David Bland and several of our staff are getting geared up for Social Action as Spiritual Practice, our Southeast Regional Conference to be held in Atlanta, Georgia, November 9-11. These regional conferences are proving to be beneficial in generating new members as well as strengthening the groups in the geographic proximity of the conference. If you have local members who would like to be involved or think this kind of event would work well in your area, I would be glad to hear from you. Eventually, we hope to hold the conferences in all the major areas of the country.
With barely a month’s notice we were able to pull together details and publicity to host a program with Marilyn Youngbird, a Native American healer, speaking on building peace within that it might manifest in the outer world. Marilyn was a featured presenter at our Mid-Atlantic Regional Conference last year, and our effort on such short notice was experimental to see if we could mobilize quickly to take advantage of her being in the area. The staff supper for her, as well as the presentation that followed, were successful and provided the opportunity for some of our local people to experience Marilyn’s beautiful nature and talent for weaving her life stories in a way that inspired one to work for inner and outer peace.
Toward the end of April the Theosophical Publishing House had another “CD Stuffing Party” where staff and volunteers all worked together in the warehouse inserting the companion audio CD into the back of a newly released book, Magical Christianity: The Power of Symbols for Spiritual Renewal by Coleston Brown, which is due to be released in June. In addition to a new chapter on the Divine Feminine, this revised edition also includes an experiential meditation at the end of each chapter and a CD of guided meditations to bring readers more deeply into the transformative power of Christian symbolism.

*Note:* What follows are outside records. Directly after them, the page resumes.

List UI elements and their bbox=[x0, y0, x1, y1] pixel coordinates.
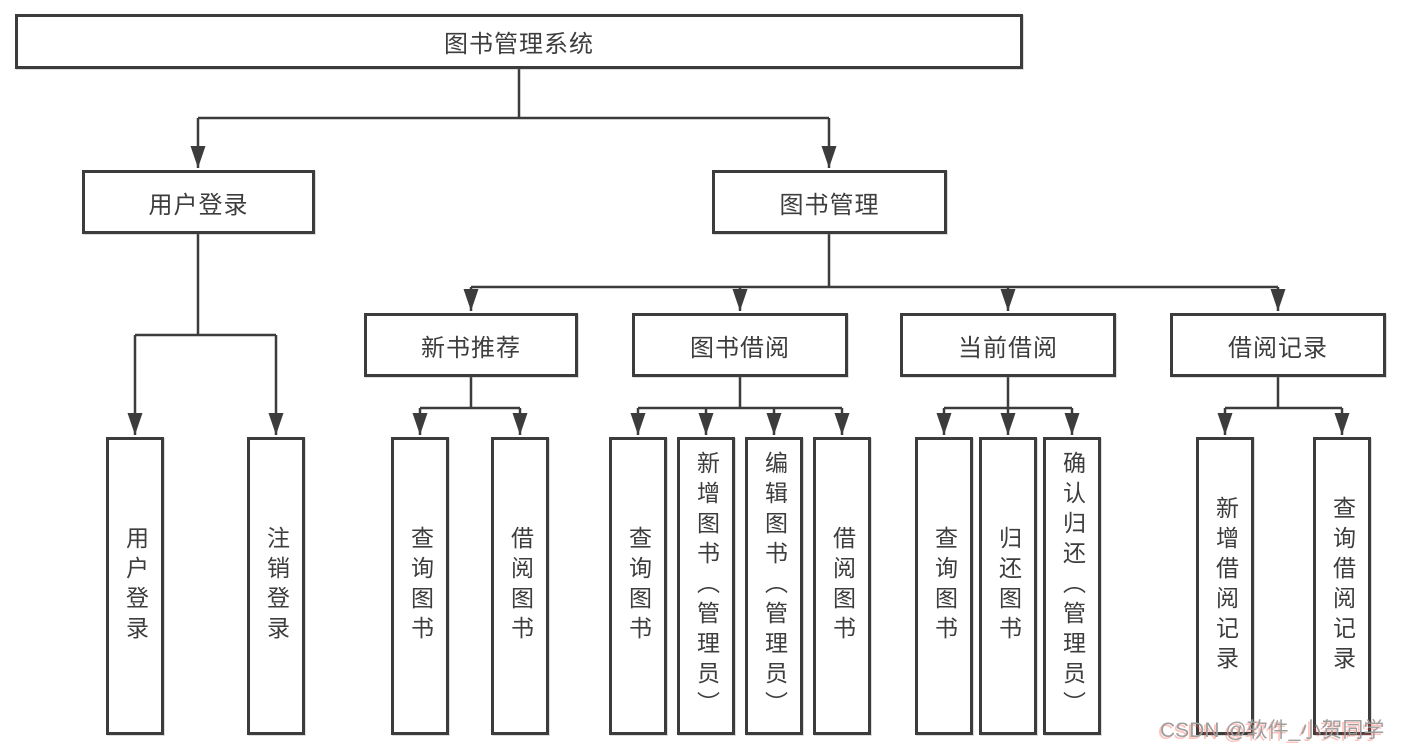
leaf-query-books: 查询图书 bbox=[609, 437, 667, 735]
leaf-add-borrow-record: 新增借阅记录 bbox=[1196, 437, 1254, 735]
csdn-watermark: CSDN @软件_小贺同学 bbox=[1160, 719, 1385, 742]
leaf-add-books-admin: 新增图书（管理员） bbox=[677, 437, 735, 735]
leaf-logout: 注销登录 bbox=[247, 437, 305, 735]
leaf-label: 查询图书 bbox=[931, 526, 958, 646]
node-user-login: 用户登录 bbox=[82, 170, 315, 234]
leaf-label: 查询图书 bbox=[625, 526, 652, 646]
leaf-query-books: 查询图书 bbox=[391, 437, 449, 735]
leaf-borrow-books: 借阅图书 bbox=[491, 437, 549, 735]
node-new-book-recommend: 新书推荐 bbox=[364, 313, 578, 377]
leaf-return-books: 归还图书 bbox=[979, 437, 1037, 735]
node-book-management: 图书管理 bbox=[712, 170, 947, 234]
leaf-edit-books-admin: 编辑图书（管理员） bbox=[745, 437, 803, 735]
leaf-label: 借阅图书 bbox=[829, 526, 856, 646]
leaf-confirm-return-admin: 确认归还（管理员） bbox=[1043, 437, 1101, 735]
leaf-label: 新增借阅记录 bbox=[1212, 496, 1239, 676]
leaf-label: 查询图书 bbox=[407, 526, 434, 646]
node-library-management-system: 图书管理系统 bbox=[15, 14, 1023, 69]
leaf-label: 查询借阅记录 bbox=[1329, 496, 1356, 676]
leaf-label: 编辑图书（管理员） bbox=[761, 451, 788, 721]
leaf-label: 借阅图书 bbox=[507, 526, 534, 646]
leaf-label: 归还图书 bbox=[995, 526, 1022, 646]
leaf-label: 确认归还（管理员） bbox=[1059, 451, 1086, 721]
node-borrowing-records: 借阅记录 bbox=[1170, 313, 1386, 377]
leaf-query-books: 查询图书 bbox=[915, 437, 973, 735]
node-book-borrowing: 图书借阅 bbox=[632, 313, 848, 377]
leaf-label: 新增图书（管理员） bbox=[693, 451, 720, 721]
leaf-query-borrow-record: 查询借阅记录 bbox=[1313, 437, 1371, 735]
leaf-user-login: 用户登录 bbox=[106, 437, 164, 735]
leaf-label: 用户登录 bbox=[122, 526, 149, 646]
leaf-label: 注销登录 bbox=[263, 526, 290, 646]
node-current-borrowing: 当前借阅 bbox=[900, 313, 1116, 377]
leaf-borrow-books: 借阅图书 bbox=[813, 437, 871, 735]
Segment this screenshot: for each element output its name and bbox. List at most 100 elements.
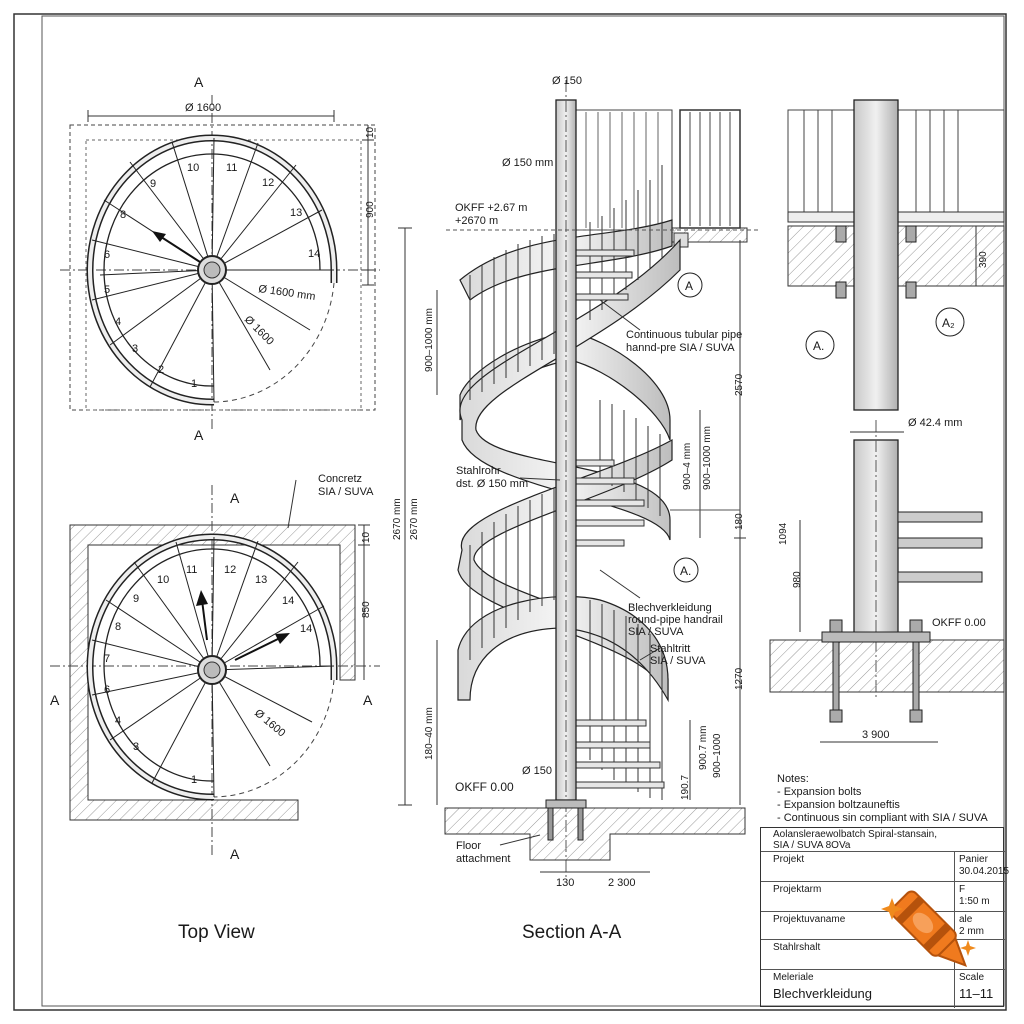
section-base-diameter: Ø 150	[522, 765, 552, 777]
pole-note-1: Stahlrohr	[456, 465, 501, 477]
svg-text:4: 4	[115, 316, 121, 328]
tread-note-1: Stahltritt	[650, 643, 690, 655]
section-rail-height-mid-a: 900–4 mm	[682, 443, 693, 490]
plan1-section-mark-top: A	[194, 74, 204, 90]
svg-text:13: 13	[255, 574, 267, 586]
floor-note-1: Floor	[456, 840, 481, 852]
plan1-diameter-top: Ø 1600	[185, 102, 221, 114]
title-block-cell: Projektuvaname	[773, 914, 846, 925]
plan2-section-mark-right: A	[363, 692, 373, 708]
svg-text:14: 14	[308, 248, 320, 260]
svg-text:6: 6	[104, 249, 110, 261]
section-total-height: 2670 mm	[392, 498, 403, 540]
svg-text:14: 14	[300, 623, 312, 635]
title-block: Aolansleraewolbatch Spiral-stansain, SIA…	[760, 827, 1009, 1008]
plan2-section-mark-top: A	[230, 490, 240, 506]
plan1-dim-small: 10	[365, 126, 376, 138]
crayon-icon	[881, 890, 976, 968]
title-block-cell: Panier	[959, 854, 988, 865]
title-block-header-2: SIA / SUVA 8OVa	[773, 840, 851, 851]
svg-text:12: 12	[224, 564, 236, 576]
scale-value: 11–11	[959, 986, 994, 1001]
plan2-material-std: SIA / SUVA	[318, 486, 374, 498]
material-label: Meleriale	[773, 972, 814, 983]
detail-callout-a: A	[685, 279, 693, 293]
plan2-step-numbers: 1 3 4 6 7 8 9 10 11 12 13 14 14	[104, 564, 312, 786]
title-block-row: Projektuvaname ale 2 mm	[761, 912, 1005, 940]
svg-text:10: 10	[187, 162, 199, 174]
title-block-row: Stahlrshalt	[761, 940, 1005, 970]
section-pole-diameter-top: Ø 150	[552, 75, 582, 87]
plan2-dim-right: 850	[361, 601, 372, 618]
svg-text:8: 8	[115, 621, 121, 633]
section-elevation	[398, 80, 760, 880]
svg-text:3: 3	[132, 343, 138, 355]
title-block-cell: Stahlrshalt	[773, 942, 821, 953]
title-block-divider	[954, 852, 955, 1008]
tread-note-2: SIA / SUVA	[650, 655, 706, 667]
notes-title: Notes:	[777, 773, 809, 785]
plan2-material-label: Concretz	[318, 473, 362, 485]
title-block-cell: ale	[959, 914, 973, 925]
section-rail-height-mid-b: 900–1000 mm	[702, 426, 713, 490]
cladding-note-2: round-pipe handrail	[628, 614, 723, 626]
svg-text:14: 14	[282, 595, 294, 607]
handrail-note-1: Continuous tubular pipe	[626, 329, 742, 341]
section-total-height-b: 2670 mm	[409, 498, 420, 540]
section-floor-level: OKFF 0.00	[455, 780, 514, 794]
section-dim-lower-2: 900.7 mm	[698, 726, 709, 770]
notes-item: - Continuous sin compliant with SIA / SU…	[777, 812, 988, 824]
svg-text:12: 12	[262, 177, 274, 189]
detail-dim-2: 980	[792, 571, 803, 588]
pole-note-2: dst. Ø 150 mm	[456, 478, 528, 490]
material-value: Blechverkleidung	[773, 986, 873, 1001]
detail-top-dim: 390	[978, 251, 989, 268]
notes-item: - Expansion boltzauneftis	[777, 799, 900, 811]
plan-view-1	[60, 95, 380, 430]
cladding-note-1: Blechverkleidung	[628, 602, 712, 614]
svg-text:7: 7	[104, 653, 110, 665]
title-block-cell: F	[959, 884, 966, 895]
cladding-note-3: SIA / SUVA	[628, 626, 684, 638]
plan1-step-numbers: 1 2 3 4 5 6 8 9 10 11 12 13 14	[104, 162, 320, 390]
svg-text:11: 11	[226, 162, 237, 174]
notes-block: Notes: - Expansion bolts - Expansion bol…	[777, 773, 988, 825]
section-dim-bottom-2: 2 300	[608, 877, 636, 889]
title-block-cell: Projekt	[773, 854, 805, 865]
svg-text:1: 1	[191, 378, 197, 390]
svg-text:1: 1	[191, 774, 197, 786]
title-block-header: Aolansleraewolbatch Spiral-stansain, SIA…	[761, 828, 1005, 852]
title-block-material-row: Meleriale Blechverkleidung Scale 11–11	[761, 970, 1005, 1008]
plan2-section-mark-bottom: A	[230, 846, 240, 862]
title-block-row: Projektarm F 1:50 m	[761, 882, 1005, 912]
plan2-diameter-diag: Ø 1600	[252, 707, 287, 739]
plan-view-2	[50, 479, 380, 855]
svg-text:11: 11	[186, 564, 197, 576]
section-dim-right-tall: 2570	[734, 373, 745, 396]
section-dim-right-low: 1270	[734, 667, 745, 690]
plan2-dim-small: 10	[361, 531, 372, 543]
title-block-row: Projekt Panier 30.04.2015	[761, 852, 1009, 882]
sheet-border	[13, 13, 1007, 1011]
plan1-dim-right: 900	[365, 201, 376, 218]
title-block-cell: 30.04.2015	[959, 866, 1010, 877]
title-block-cell: Projektarm	[773, 884, 822, 895]
section-rail-height-upper: 900–1000 mm	[424, 308, 435, 372]
top-view-caption: Top View	[178, 922, 255, 943]
svg-text:3: 3	[133, 741, 139, 753]
detail-view	[769, 99, 1005, 743]
svg-text:9: 9	[150, 178, 156, 190]
section-dim-small: 180	[734, 513, 745, 530]
section-level-top-a: OKFF +2.67 m	[455, 202, 527, 214]
section-dim-bottom-1: 130	[556, 877, 574, 889]
inner-border	[41, 15, 1005, 1007]
svg-text:13: 13	[290, 207, 302, 219]
svg-text:10: 10	[157, 574, 169, 586]
svg-text:9: 9	[133, 593, 139, 605]
detail-bottom-dim: 3 900	[862, 729, 890, 741]
section-dim-lower-1: 190.7	[680, 775, 691, 800]
section-level-top-b: +2670 m	[455, 215, 498, 227]
detail-callout-a2: A.	[680, 564, 691, 578]
floor-note-2: attachment	[456, 853, 510, 865]
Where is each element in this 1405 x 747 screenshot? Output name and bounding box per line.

April concluded with a trip to Rio Rancho and Santa Fe, New Mexico, two new study centers in their fledgling stage. The Rio Rancho group held a special meeting in order to take advantage of the timing. Tim Donovan, the secretary of the group, receives supportive encouragement from Fr. Milton Shaw who graciously allows the group to meet in the Our Lady Queen of Angels Liberal Catholic Church. Their large meeting hall with good parking availability makes for a pleasant venue. The program generated enthusiasm for the group and resulted in brisk book sales.
In Santa Fe, I attended a planning board meeting and gave a presentation in a public meeting space at the Vitamin Cottage. I also was a guest at the local community college radio station, KSFR, where I was interviewed by Rev. Phil on his radio talk show “Words of the Prophet.” The Santa Fe group discovered that it was my birthday and so treated me to a brief tour of the Indian Pueblo Cultural Center and a little birthday dinner gathering at Hispano Hacienda, an historic Spanish hacienda turned restaurant and gift shop, in Chimayo. The special pleasure of visiting with the prioress of a Carmelite community in Santa Fe rounded out the visit. With never a dull moment, I was also able to use my airport waiting time to have a pleasant in-depth meeting with renowned violinist, Carmelo de los Santos, a third generation Theosophist from Brazil, who now resides in New Mexico. Carmelo was returning from a business trip to Salt Lake City.
Now, a few days later, having recovered from my late night return flight, I join a number of our members in anticipation and preparations for our upcoming trip to Tibet. My next diary will provide some glimpses of our Asian adventure.